I really have no ideas -- something with Euler's Criterion maybe? -- any help would be appreciated. Thanks. - Nov 4th 2010, 11:09 PMroninpro
You should try using the Chinese Remainder Theorem.

It will suffice to show that $\displaystyle a^{\varphi(n)/2}\equiv 1\pmod{r}$ and $\displaystyle a^{\varphi(n)/2}\equiv 1\pmod{s}$ simultaneously. Keep in mind that $\displaystyle \varphi(n)=\varphi(rs)=\varphi(r)\varphi(s)$. - Nov 4th 2010, 11:43 PMkimberu
Thank you!

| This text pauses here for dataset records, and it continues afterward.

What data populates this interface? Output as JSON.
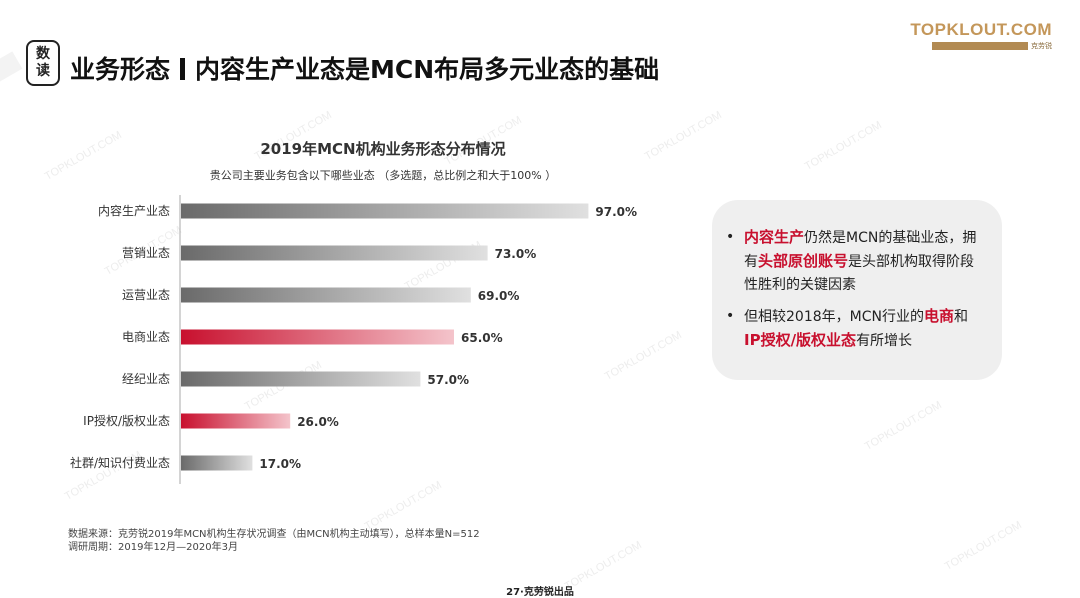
{
  "badge": {
    "line1": "数",
    "line2": "读"
  },
  "title": {
    "part1": "业务形态",
    "part2": "内容生产业态是MCN布局多元业态的基础"
  },
  "logo": {
    "word": "TOPKLOUT.COM",
    "sub_cn": "克劳锐"
  },
  "watermark": "TOPKLOUT.COM",
  "colors": {
    "accent": "#c8102e",
    "bar_gray": "#707070",
    "logo_gold": "#c4975a"
  },
  "chart_data": {
    "type": "bar",
    "orientation": "horizontal",
    "title": "2019年MCN机构业务形态分布情况",
    "subtitle": "贵公司主要业务包含以下哪些业态 （多选题，总比例之和大于100% ）",
    "categories": [
      "内容生产业态",
      "营销业态",
      "运营业态",
      "电商业态",
      "经纪业态",
      "IP授权/版权业态",
      "社群/知识付费业态"
    ],
    "values": [
      97.0,
      73.0,
      69.0,
      65.0,
      57.0,
      26.0,
      17.0
    ],
    "value_labels": [
      "97.0%",
      "73.0%",
      "69.0%",
      "65.0%",
      "57.0%",
      "26.0%",
      "17.0%"
    ],
    "highlighted": [
      false,
      false,
      false,
      true,
      false,
      true,
      false
    ],
    "xlim": [
      0,
      100
    ],
    "grid": false,
    "legend": "none"
  },
  "callout": {
    "bullet": "•",
    "item1": {
      "hl1": "内容生产",
      "t1": "仍然是MCN的基础业态，拥有",
      "hl2": "头部原创账号",
      "t2": "是头部机构取得阶段性胜利的关键因素"
    },
    "item2": {
      "t1": "但相较2018年，MCN行业的",
      "hl1": "电商",
      "t2": "和",
      "hl2": "IP授权/版权业态",
      "t3": "有所增长"
    }
  },
  "source": {
    "line1": "数据来源：克劳锐2019年MCN机构生存状况调查（由MCN机构主动填写），总样本量N=512",
    "line2": "调研周期：2019年12月—2020年3月"
  },
  "footer": "27·克劳锐出品"
}
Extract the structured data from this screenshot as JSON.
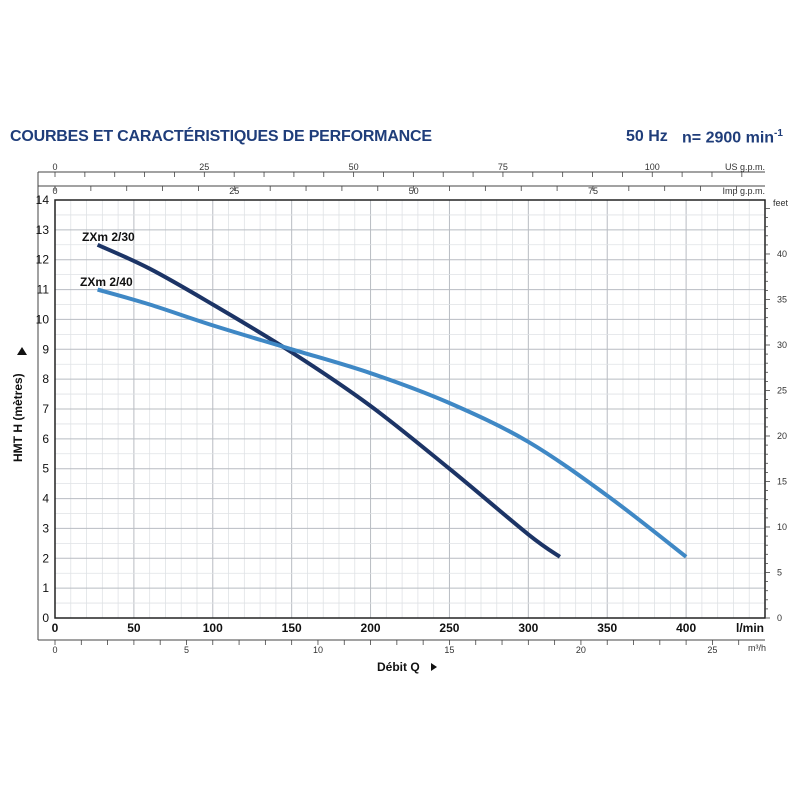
{
  "header": {
    "title": "COURBES ET CARACTÉRISTIQUES DE PERFORMANCE",
    "frequency": "50 Hz",
    "speed": "n= 2900 min",
    "speed_exp": "-1"
  },
  "chart_data": {
    "type": "line",
    "title": "COURBES ET CARACTÉRISTIQUES DE PERFORMANCE",
    "ylabel": "HMT H (mètres)",
    "xlabel": "Débit Q",
    "x_unit": "l/min",
    "x_unit_m3h": "m³/h",
    "us_unit": "US g.p.m.",
    "imp_unit": "Imp g.p.m.",
    "feet_unit": "feet",
    "xlim": [
      0,
      450
    ],
    "ylim": [
      0,
      14
    ],
    "grid": true,
    "x_ticks": [
      "0",
      "50",
      "100",
      "150",
      "200",
      "250",
      "300",
      "350",
      "400"
    ],
    "y_ticks": [
      "0",
      "1",
      "2",
      "3",
      "4",
      "5",
      "6",
      "7",
      "8",
      "9",
      "10",
      "11",
      "12",
      "13",
      "14"
    ],
    "m3h_ticks": [
      "0",
      "5",
      "10",
      "15",
      "20",
      "25"
    ],
    "us_gpm_ticks": [
      "0",
      "25",
      "50",
      "75",
      "100"
    ],
    "imp_gpm_ticks": [
      "0",
      "25",
      "50",
      "75"
    ],
    "feet_ticks": [
      "0",
      "5",
      "10",
      "15",
      "20",
      "25",
      "30",
      "35",
      "40"
    ],
    "series": [
      {
        "name": "ZXm 2/30",
        "color": "#1c3466",
        "x": [
          27,
          60,
          100,
          150,
          200,
          250,
          300,
          320
        ],
        "y": [
          12.5,
          11.7,
          10.5,
          8.9,
          7.1,
          5.0,
          2.8,
          2.05
        ]
      },
      {
        "name": "ZXm 2/40",
        "color": "#3f88c5",
        "x": [
          27,
          60,
          100,
          150,
          200,
          250,
          300,
          350,
          400
        ],
        "y": [
          11.0,
          10.5,
          9.8,
          9.0,
          8.2,
          7.2,
          5.9,
          4.1,
          2.05
        ]
      }
    ]
  }
}
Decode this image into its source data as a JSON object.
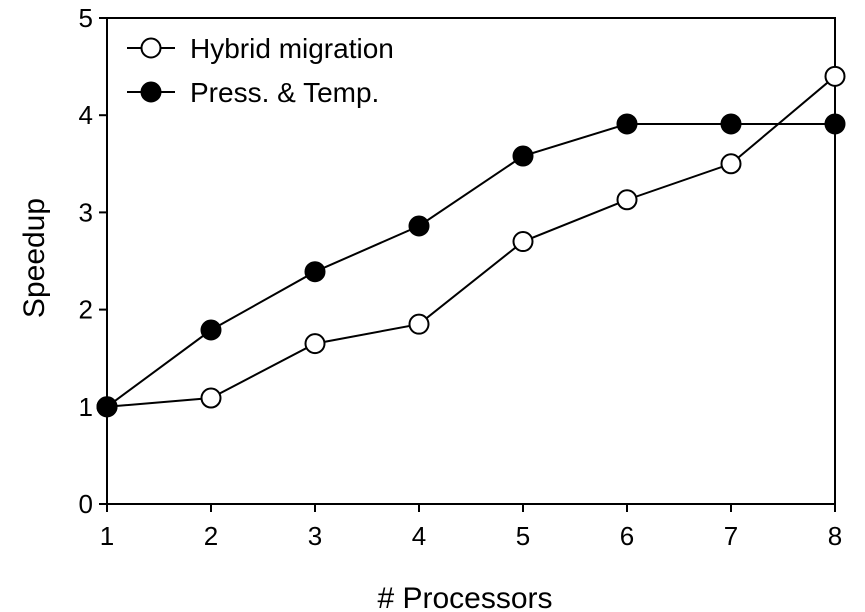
{
  "chart_data": {
    "type": "line",
    "title": "",
    "xlabel": "# Processors",
    "ylabel": "Speedup",
    "xlim": [
      1,
      8
    ],
    "ylim": [
      0,
      5
    ],
    "x": [
      1,
      2,
      3,
      4,
      5,
      6,
      7,
      8
    ],
    "xticks": [
      "1",
      "2",
      "3",
      "4",
      "5",
      "6",
      "7",
      "8"
    ],
    "yticks": [
      "0",
      "1",
      "2",
      "3",
      "4",
      "5"
    ],
    "grid": false,
    "legend_position": "top-left",
    "series": [
      {
        "name": "Hybrid migration",
        "marker": "open-circle",
        "color": "#000000",
        "values": [
          1.0,
          1.09,
          1.65,
          1.85,
          2.7,
          3.13,
          3.5,
          4.4
        ]
      },
      {
        "name": "Press. & Temp.",
        "marker": "filled-circle",
        "color": "#000000",
        "values": [
          1.0,
          1.79,
          2.39,
          2.86,
          3.58,
          3.91,
          3.91,
          3.91
        ]
      }
    ]
  }
}
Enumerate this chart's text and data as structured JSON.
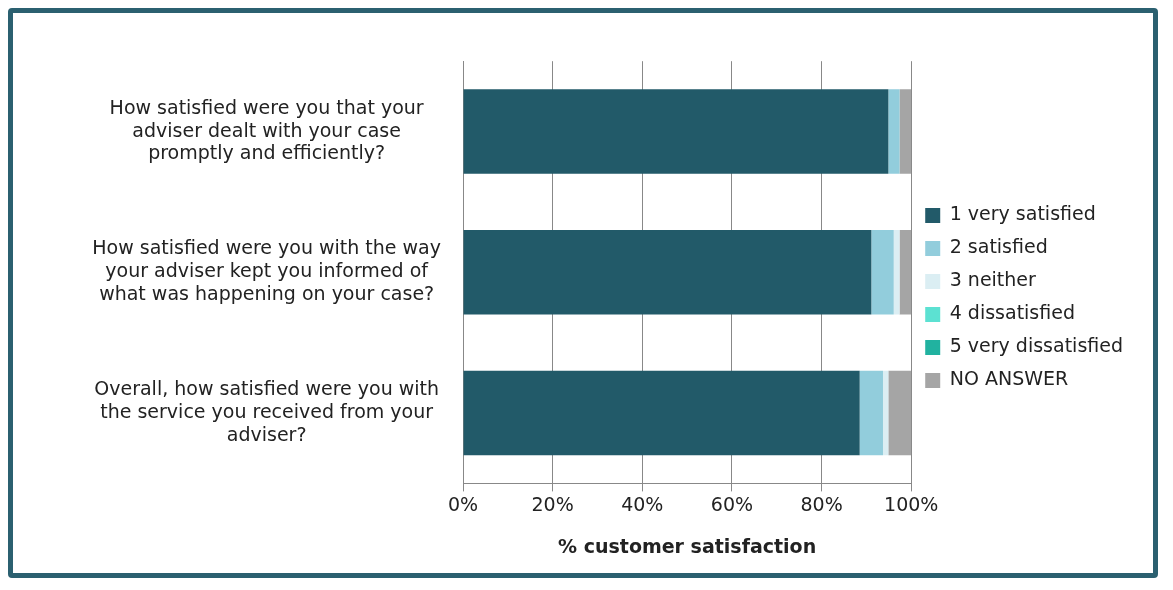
{
  "chart_data": {
    "type": "bar",
    "orientation": "horizontal",
    "stacked": true,
    "categories": [
      "How satisfied were you that your adviser dealt with your case promptly and efficiently?",
      "How satisfied were you with the way your adviser kept you informed of what was happening on your case?",
      "Overall, how satisfied were you with the service you received from your adviser?"
    ],
    "series": [
      {
        "name": "1 very satisfied",
        "color": "#225a69",
        "values": [
          94.9,
          91.1,
          88.5
        ]
      },
      {
        "name": "2 satisfied",
        "color": "#92cddc",
        "values": [
          2.5,
          5.0,
          5.2
        ]
      },
      {
        "name": "3 neither",
        "color": "#dbeef3",
        "values": [
          0,
          1.3,
          1.2
        ]
      },
      {
        "name": "4 dissatisfied",
        "color": "#5ce1d2",
        "values": [
          0,
          0,
          0
        ]
      },
      {
        "name": "5 very dissatisfied",
        "color": "#21b2a0",
        "values": [
          0,
          0,
          0
        ]
      },
      {
        "name": "NO ANSWER",
        "color": "#a5a5a5",
        "values": [
          2.6,
          2.6,
          5.1
        ]
      }
    ],
    "xlabel": "% customer satisfaction",
    "xlim": [
      0,
      100
    ],
    "xticks": [
      {
        "value": 0,
        "label": "0%"
      },
      {
        "value": 20,
        "label": "20%"
      },
      {
        "value": 40,
        "label": "40%"
      },
      {
        "value": 60,
        "label": "60%"
      },
      {
        "value": 80,
        "label": "80%"
      },
      {
        "value": 100,
        "label": "100%"
      }
    ],
    "grid": "x",
    "legend": "right"
  }
}
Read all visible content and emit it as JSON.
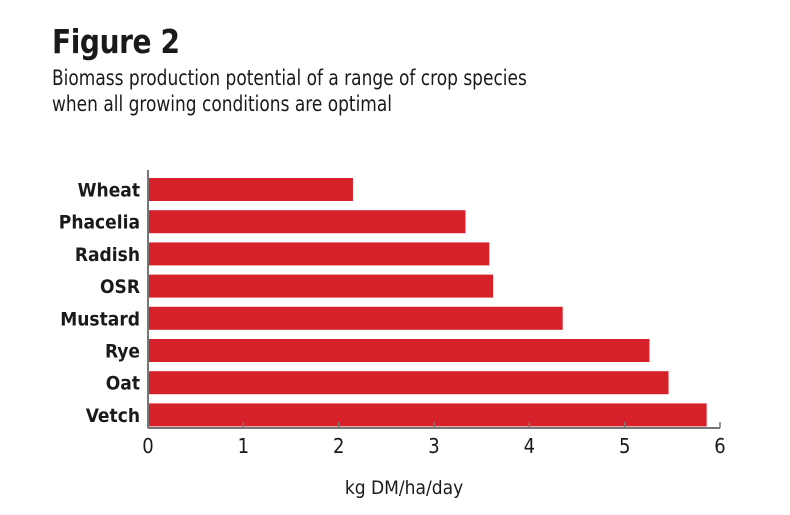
{
  "chart_data": {
    "type": "bar",
    "orientation": "horizontal",
    "title": "Figure 2",
    "subtitle": [
      "Biomass production potential of a range of crop species",
      "when all growing conditions are optimal"
    ],
    "categories": [
      "Wheat",
      "Phacelia",
      "Radish",
      "OSR",
      "Mustard",
      "Rye",
      "Oat",
      "Vetch"
    ],
    "values": [
      2.15,
      3.33,
      3.58,
      3.62,
      4.35,
      5.26,
      5.46,
      5.86
    ],
    "xlabel": "kg DM/ha/day",
    "ylabel": "",
    "xlim": [
      0,
      6
    ],
    "xticks": [
      "0",
      "1",
      "2",
      "3",
      "4",
      "5",
      "6"
    ],
    "grid": false,
    "bar_color": "#d7212a"
  }
}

In trying the Chinese Remainder Theorem on those two congruences, if I set x = $\displaystyle a^{\varphi(n)/2} $, I get that N1 = rs/r = s and N2 = rs/s = r, and then I get stuck again at solving sx $\displaystyle \equiv$ 1 (mod r) and rx $\displaystyle \equiv$ 1 (mod s). Did I do something wrong here?

- Nov 5th 2010, 12:50 AMmelese
Note that here $\displaystyle gcd(a,n)=1 $, and therefore $\displaystyle gcd(a,r)=gcd(a,s)=1$.

Euler's Theorem implies that $\displaystyle a^{\phi(r)}\equiv1\bmod r$; also $\displaystyle \phi(r)$ is even since $\displaystyle r\geq3$. Hence $\displaystyle a^{(\phi(r)\cdot\phi(s))/2}=(a^{\phi(r)})^{\phi(s)/2}\equiv1^{\phi(s)/2}=1\bmod r$. In a similar way, we have the congruence $\displaystyle a^{(\phi(r)\cdot\phi(s))/2}\equiv1\bmod s$.

By hypothesis $\displaystyle gcd(r,s)=1 $, so we can merge the main congruences to one that is equivalent, namely $\displaystyle a^{\phi(r)\cdot\phi(s))/2}\equiv1\bmod rs$. But $\displaystyle \phi(n)=\phi(r)\cdot\phi(s)$, so $\displaystyle a^{\phi(n)/2}\equiv1\bmod n$. - Nov 5th 2010, 01:04 AMkimberu
Thank you so much! I think I understand it now.